The recent Saul Alinsky thread prompted me to actually read “Rules for Radicals,” because it occurred
to me that most of us were either criticizing or defending it, without ever having
actually read it. I thought I could
just skim it and get the gist of it, because I thought I knew what it was going
to say, based on carefully watching 8 years of the Obama presidency. Wrong.
I ended up reading the whole thing – no small chore for an old fart with traditional conservative upbringing. My conclusion is that Alinski really wasn’t an ideologue. I think he was just an anti-establishment type of guy, very smart, and very ‘well read,’ whose life was steered leftward by his work with communists, who were fomenting their revolutionary aims through the unions and the civil rights movement. Back in those days, when he was young and impressionable, he was seeing a lot that he approved of, and maybe even more that he didn’t approve of – not particularly for moral reasons, but for their ineffectiveness in obtaining the power needed to achieve their aims. Possibly, his friendship with Frank Nitti (if true), of Chicago and Al Capone notoriety, helped him see the flaws in violence, as a political tool.
I mistakenly assumed that Alinski was a communist, because I
perceived that the behavior of the Democrat Party mirrored the Communist Party
of America behavior, from the ‘20’s or ‘30’s through at least the Viet Nam era.
I still mostly believe that about the Democrat Party, at least for the last 20
years or so, but I now think I
understand Saul Alinski much better. I still don’t agree with his philosophical
conclusions, but I cannot deny that he knew how to manipulate the
establishment, and that the civil rights unrest of his era provided a good
testing ground for his ideas.
Alinski theorized that creating chaos in the enemy ranks was the way to beat them, because it caused them to make mistakes that could be exploited successfully by a smart tactician, who could seize the opportunity to make it hurt for them to enforce their own rules. He admired the communists for their dedication to that idea. It really didn’t matter much to him if the establishment (in business management, or politics) kept their rules, to their own detriment, or ignored them when the chips were down – he could exploit either. He won several political and social victories, in such a way, for whatever movement he represented at the time, initially for unions, and later for civil rights movements.
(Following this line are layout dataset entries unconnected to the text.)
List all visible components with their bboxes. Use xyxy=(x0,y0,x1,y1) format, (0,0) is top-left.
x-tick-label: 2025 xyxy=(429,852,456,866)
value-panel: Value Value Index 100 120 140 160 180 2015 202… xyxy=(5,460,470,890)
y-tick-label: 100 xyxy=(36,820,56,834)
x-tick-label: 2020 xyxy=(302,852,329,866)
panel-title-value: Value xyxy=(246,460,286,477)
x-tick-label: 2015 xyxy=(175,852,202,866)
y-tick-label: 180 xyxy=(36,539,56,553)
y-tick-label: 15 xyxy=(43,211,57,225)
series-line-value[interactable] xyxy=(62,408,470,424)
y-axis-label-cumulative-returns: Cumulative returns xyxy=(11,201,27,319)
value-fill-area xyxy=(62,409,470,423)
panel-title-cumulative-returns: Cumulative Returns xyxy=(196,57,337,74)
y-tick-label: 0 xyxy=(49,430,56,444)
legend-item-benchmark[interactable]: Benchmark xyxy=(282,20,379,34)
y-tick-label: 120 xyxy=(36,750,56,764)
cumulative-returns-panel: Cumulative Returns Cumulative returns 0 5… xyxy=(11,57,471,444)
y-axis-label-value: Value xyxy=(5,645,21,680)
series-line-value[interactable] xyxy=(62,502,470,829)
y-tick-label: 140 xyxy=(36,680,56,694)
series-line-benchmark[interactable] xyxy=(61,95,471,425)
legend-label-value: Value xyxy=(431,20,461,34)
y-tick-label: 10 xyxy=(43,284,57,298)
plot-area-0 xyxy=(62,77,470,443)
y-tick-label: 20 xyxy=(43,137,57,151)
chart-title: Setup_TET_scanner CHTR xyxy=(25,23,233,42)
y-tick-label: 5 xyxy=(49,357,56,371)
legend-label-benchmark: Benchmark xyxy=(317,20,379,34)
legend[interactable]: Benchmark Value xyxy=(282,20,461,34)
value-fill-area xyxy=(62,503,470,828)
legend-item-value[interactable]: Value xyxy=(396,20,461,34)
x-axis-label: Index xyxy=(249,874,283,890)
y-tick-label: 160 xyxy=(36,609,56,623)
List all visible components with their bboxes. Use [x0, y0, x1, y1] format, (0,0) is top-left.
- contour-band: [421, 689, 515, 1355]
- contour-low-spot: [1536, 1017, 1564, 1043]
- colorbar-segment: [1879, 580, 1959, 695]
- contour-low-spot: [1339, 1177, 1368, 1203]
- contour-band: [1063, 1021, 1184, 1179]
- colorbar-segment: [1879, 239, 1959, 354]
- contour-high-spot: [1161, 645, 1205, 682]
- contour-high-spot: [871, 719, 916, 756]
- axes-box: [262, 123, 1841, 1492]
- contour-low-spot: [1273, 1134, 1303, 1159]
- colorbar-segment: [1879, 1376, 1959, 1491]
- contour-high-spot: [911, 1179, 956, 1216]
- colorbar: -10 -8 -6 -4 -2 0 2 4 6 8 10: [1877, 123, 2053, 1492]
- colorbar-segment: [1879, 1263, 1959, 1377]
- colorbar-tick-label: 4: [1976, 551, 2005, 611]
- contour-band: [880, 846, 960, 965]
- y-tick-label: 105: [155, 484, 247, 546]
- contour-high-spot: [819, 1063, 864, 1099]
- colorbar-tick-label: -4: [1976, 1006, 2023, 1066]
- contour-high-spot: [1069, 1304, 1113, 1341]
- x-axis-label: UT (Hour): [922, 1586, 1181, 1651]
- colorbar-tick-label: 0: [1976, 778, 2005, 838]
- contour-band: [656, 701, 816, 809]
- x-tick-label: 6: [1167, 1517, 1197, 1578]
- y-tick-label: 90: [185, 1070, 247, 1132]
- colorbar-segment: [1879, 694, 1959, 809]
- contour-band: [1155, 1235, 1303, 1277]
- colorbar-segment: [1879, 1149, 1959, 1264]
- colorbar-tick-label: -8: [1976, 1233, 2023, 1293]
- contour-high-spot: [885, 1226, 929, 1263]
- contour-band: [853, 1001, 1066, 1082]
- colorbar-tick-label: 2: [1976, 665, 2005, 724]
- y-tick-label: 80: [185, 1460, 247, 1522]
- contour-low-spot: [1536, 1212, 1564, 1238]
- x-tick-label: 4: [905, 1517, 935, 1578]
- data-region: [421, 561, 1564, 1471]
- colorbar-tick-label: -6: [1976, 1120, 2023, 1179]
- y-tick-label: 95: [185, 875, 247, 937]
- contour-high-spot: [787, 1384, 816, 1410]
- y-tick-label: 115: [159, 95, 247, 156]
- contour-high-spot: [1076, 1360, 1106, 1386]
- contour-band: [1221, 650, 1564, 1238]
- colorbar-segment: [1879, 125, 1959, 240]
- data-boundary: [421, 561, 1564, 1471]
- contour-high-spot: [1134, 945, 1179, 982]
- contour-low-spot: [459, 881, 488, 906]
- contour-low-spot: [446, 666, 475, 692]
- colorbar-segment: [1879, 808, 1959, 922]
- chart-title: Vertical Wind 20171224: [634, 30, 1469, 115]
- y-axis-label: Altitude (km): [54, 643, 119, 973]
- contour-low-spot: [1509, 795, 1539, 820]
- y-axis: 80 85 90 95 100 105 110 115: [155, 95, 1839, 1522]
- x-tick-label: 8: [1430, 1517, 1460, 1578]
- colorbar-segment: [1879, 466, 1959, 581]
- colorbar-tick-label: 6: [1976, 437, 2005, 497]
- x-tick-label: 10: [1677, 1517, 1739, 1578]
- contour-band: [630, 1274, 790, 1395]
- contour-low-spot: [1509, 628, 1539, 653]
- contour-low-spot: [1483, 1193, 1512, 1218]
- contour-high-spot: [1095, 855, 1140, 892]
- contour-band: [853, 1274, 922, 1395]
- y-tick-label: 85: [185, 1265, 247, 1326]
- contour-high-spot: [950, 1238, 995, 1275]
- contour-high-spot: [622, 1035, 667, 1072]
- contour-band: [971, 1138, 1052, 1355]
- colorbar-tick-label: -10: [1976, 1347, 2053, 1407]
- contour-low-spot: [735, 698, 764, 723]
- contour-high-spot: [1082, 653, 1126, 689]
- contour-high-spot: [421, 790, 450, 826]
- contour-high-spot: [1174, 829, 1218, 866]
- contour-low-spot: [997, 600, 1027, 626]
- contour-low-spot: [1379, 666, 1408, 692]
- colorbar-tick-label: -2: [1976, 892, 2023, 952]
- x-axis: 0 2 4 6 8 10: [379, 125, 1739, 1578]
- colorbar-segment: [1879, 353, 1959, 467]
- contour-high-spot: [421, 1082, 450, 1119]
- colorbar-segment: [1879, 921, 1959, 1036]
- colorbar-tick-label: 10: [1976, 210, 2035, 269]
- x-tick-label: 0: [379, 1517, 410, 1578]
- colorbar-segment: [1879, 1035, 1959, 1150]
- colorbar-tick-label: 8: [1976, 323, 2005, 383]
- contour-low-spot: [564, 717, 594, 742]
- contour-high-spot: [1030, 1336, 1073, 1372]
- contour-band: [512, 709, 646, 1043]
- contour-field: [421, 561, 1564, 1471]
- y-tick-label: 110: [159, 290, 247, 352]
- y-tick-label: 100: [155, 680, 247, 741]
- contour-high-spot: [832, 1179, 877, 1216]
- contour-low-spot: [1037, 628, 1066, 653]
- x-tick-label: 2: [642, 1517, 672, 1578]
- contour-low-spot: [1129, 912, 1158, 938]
Rationalizing, after the fact, about the original intent of the protests made him look even more brilliant, and helped him with recruitment. He was very smart, and part of his effectiveness came from the fact that he was not embarrassed or angered by personal attacks on his own character.
What the Democrat party leaders did not take into account (at first) was that victory (by whatever methods) would turn them into the establishment, subject to being manipulated in the same way. Once they figured it out, the only way they could avoid losing that power in the same way, was by making laws that they could either enforce, or ignore, depending upon political considerations. Such hypocritical behavior required that they either convert or chase off the idealists within the party, in order to enable a more authoritarian government, one that could get away with the corruption needed to maintain power, including the radicalization of a media that was increasingly being indoctrinated towards left-wing politics.
Now, the right can employ the parts of Saul Alinski’s
tactics that were the most effective: Make
them follow their own rules, or concede that they are hypocrites. The level of chaos generated by
Democrat Party divisions and hypocrisies, along with a Donald Trump presidency,
are creating the ‘perfect storm’ for removing some of their worst offenders
from power. All that the Republicans need to restore a semi-functional
government is the guts to follow Trump’s lead, in exacting just the right
amount of retribution to embarrass them for four to six years – just long
enough to restore lost freedoms to the middle class. Middle class freedom is the key to any successful capitalistic system, and is the real political battle being waged, right now.
I do not like these new rules, and I am not crazy about the politicians that have to do it, but it needs doing, and these are the people we have to do it with. The leftist Democrats succeeded in letting a lot of toothpaste out of the tube that cannot be put back in, and now it is time for the right-of-center Republicans to step in and reconcile it to an American way of life that resembles freedom. Maybe Trump can keep his cheese on the cracker for long enough to establish a new status quo that will allow the American experiment to flourish...until the left gets a plan to start rolling it back, again.